The show is uploaded to YouTube - two copies:
https://www.youtube.com/watch?v=uSnL9NsAbtQ
https://www.youtube.com/watch?v=bKVlg73Wh6Q
At 11:33, two of the flight attendants recall how the
purser "tried to discuss" with the alleged suspects in 1st class the issue of the missing in-flight meals, where the problem was, specifically, that "
nothing on our menu in 1st class would gonna let them eat because, she says, everything has meat on it". So the problem was that
the passengers required a vegetarian meal. That was the root cause of the ruckus, and they could have solved it easily without a ruckus by indicating right away that not having a veggie meal would be fine, thank you.
I just don't see how this sort of discussion would have registered at all with the attendants
not assigned to 1st class unless the passengers actually did raise a ruckus initially over the unavailability of their prefered diet.
I notice that the most dramatic account of this interaction comes from Sandy Thorngren, the dark-haired attendant, who was assigned to business class. It is revealed later in the show that she fought long and hard litigations to get the trauma and related illness recognized by her employer, over which she was essentially forced into retirement, so she seems particularly deeply, and negatively, involved emotionally. One might argue that, to give sense to years of ordeal, she desperately needs to convince herself she dealt with actual terrorists.

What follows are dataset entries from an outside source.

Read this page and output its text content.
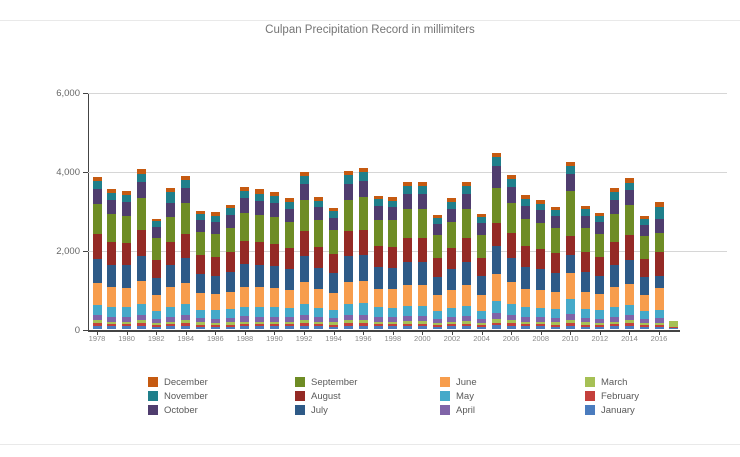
Culpan Precipitation Record in millimiters
0
2,000
4,000
6,000
1978	1980	1982	1984	1986	1988	1990	1992	1994	1996	1998	2000	2002	2004	2006	2008	2010	2012	2014	2016
December
November
October
September
August
July
June
May
April
March
February
January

So while I generally do not give much to eyewitnesses decades after the fact, this one, and the dramatization, come across to me as particularly unreliable.

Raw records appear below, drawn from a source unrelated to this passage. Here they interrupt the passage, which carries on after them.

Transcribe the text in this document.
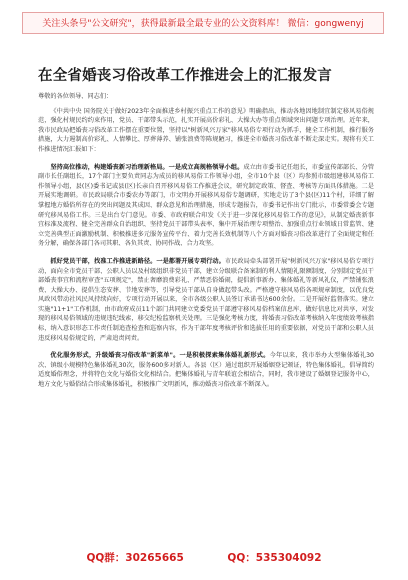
关注头条号"公文研究"，获得最新最全最专业的公文资料库！ 微信：gongwenyj
在全省婚丧习俗改革工作推进会上的汇报发言

尊敬的各位领导、同志们：

《中共中央 国务院关于做好2023年全面推进乡村振兴重点工作的意见》明确指出，推动各地因地制宜制定移风易俗规范，强化村规民约约束作用，党员、干部带头示范，扎实开展高价彩礼、大操大办等重点领域突出问题专项治理。近年来，我市民政局把婚丧习俗改革工作摆在重要位置，坚持以"树新风兴万家"移风易俗专项行动为抓手，健全工作机制，推行服务措施，大力遏制高价彩礼、人情攀比、厚葬薄养、铺张浪费等陈规陋习，推进全市婚丧习俗改革不断走深走实。现将有关工作推进情况汇报如下：

坚持高位推动，构建婚丧新习治理新格局。一是成立高规格领导小组。成立由市委书记任组长，市委宣传部部长、分管副市长任副组长，17个部门主要负责同志为成员的移风易俗工作领导小组，全市10个县（区）均参照市级组建移风易俗工作领导小组，县(区)委书记或县(区)长亲自召开移风易俗工作推进会议，研究制定政策、督查、考核等方面具体措施。二是开展实地调研。市民政局联合市委农办等部门，市文明办开展移风易俗专题调研，实地走访了3个县(区)11个村，详细了解掌握地方婚俗所存在的突出问题及其成因、群众意见和治理措施，形成专题报告，市委书记作出专门批示，市委常委会专题研究移风易俗工作。三是出台专门意见。市委、市政府联合印发《关于进一步深化移风易俗工作的意见》，从制定婚丧新事宜标准及流程、健全完善群众自治组织、坚持党员干部带头表率、集中开展治理专项整治、加强重点行业领域日常监管、建立完善典型正面激励机制、积极推进多元服务宣传平台、着力完善长效机制等八个方面对婚丧习俗改革进行了全面规定和任务分解，确保各部门各司其职、各负其责、协同作战、合力攻坚。

抓好党员干部，找准工作推进新路径。一是都署开展专项行动。市民政局牵头部署开展"树新风兴万家"移风易俗专项行动，面向全市党员干部、公职人员以及村级组织非党员干部，建立分级联合备案制的利人情随礼限额制度，分别制定党员干部婚丧事宜和流程审查"五项规定"，禁止奢靡浪费彩礼、严禁恶俗婚闹，提倡新事新办、集体婚礼等新风礼仪，严禁铺张浪费、大操大办、提倡生态安葬、节地安葬等，引导党员干部从自身做起带头改。严格遵守移风易俗各项规章制度，以优良党风政风带动社风民风持续向好，专项行动开展以来，全市各级公职人员签订承诺书达600余份。二是开展好监督落实。建立实施"11+1"工作机制，由市政府成员11个部门共同建立党委党员干部遵守移风易俗档案信息库，做好信息比对共享，对发现的移风易俗领域的违规违纪线索，移交纪检监察机关处理。三是强化考核力度，将婚丧习俗改革考核纳入年度绩效考核指标，纳入意识形态工作责任制追查检查和巡察内容，作为干部年度考核评价和选拔任用的重要依据，对党员干部和公职人员违反移风易俗规定的，严肃追责问责。

优化服务形式，升级婚丧习俗改革"新菜单"。一是积极探索集体婚礼新形式。今年以来，我市举办大型集体婚礼30次、镇级小规模特色集体婚礼30次，服务600多对新人。各县（区）通过组织开展婚姻登记颁证，特色集体婚礼，倡导简约适度婚俗理念，并将特色文化与婚俗文化相结合。把集体婚礼与青年联谊会相结合，同时，我市建设了婚姻登记服务中心，地方文化与婚俗结合形成集体婚礼，积极推广文明新风，推动婚丧习俗改革不断深入。

QQ群：30265665	QQ：535304092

The purser herself, "Deborah", is quoted as saying far less (at 7:00 min):
"
I had four people board the aircraft in first class. I knew that the people did not eat meat [how? because the people either had this recorded as an extra with their booking, or they told her. /Oy], so I spent a great deal of time trying to get these four people fruit plates."
And then at 11:15 min to 11:33 min:
"
In 1st class, we had a choice of meals, but usually only two fruit plates. So, I was trying to get catering to bring more fruit plates. Trying to do that while people are boarding and getting settled was just a mess. "
Then they cut to the third, economy class, attendant, to fill in for the purser:
"
As the purser was trying to discuss this with the gentleman in the tan suit, he finally said 'it doesn't really matter'"
And then the business class attendant, paraphrases the purser (11:50 min):
"
Our purser was determined that they get food ... they were arguing with her that they didn't wanna eat, they wanted to take off".
The point here is that this story of the purser being agitatedly pressured by the passengers to not delay take-off is NOT told by the purser herself, despite her being interviewed and touching upon the issue of missing some veggie food - it is related, 2nd-hand, by her colleagues. Why would they not tell the purser's own take on that situation?
My take-away is that TMZ simply went with the most dramatic account, but that has a high likelihood of being exaggerated at best, and possibly entirely a false memory, generated at some point well after the incident.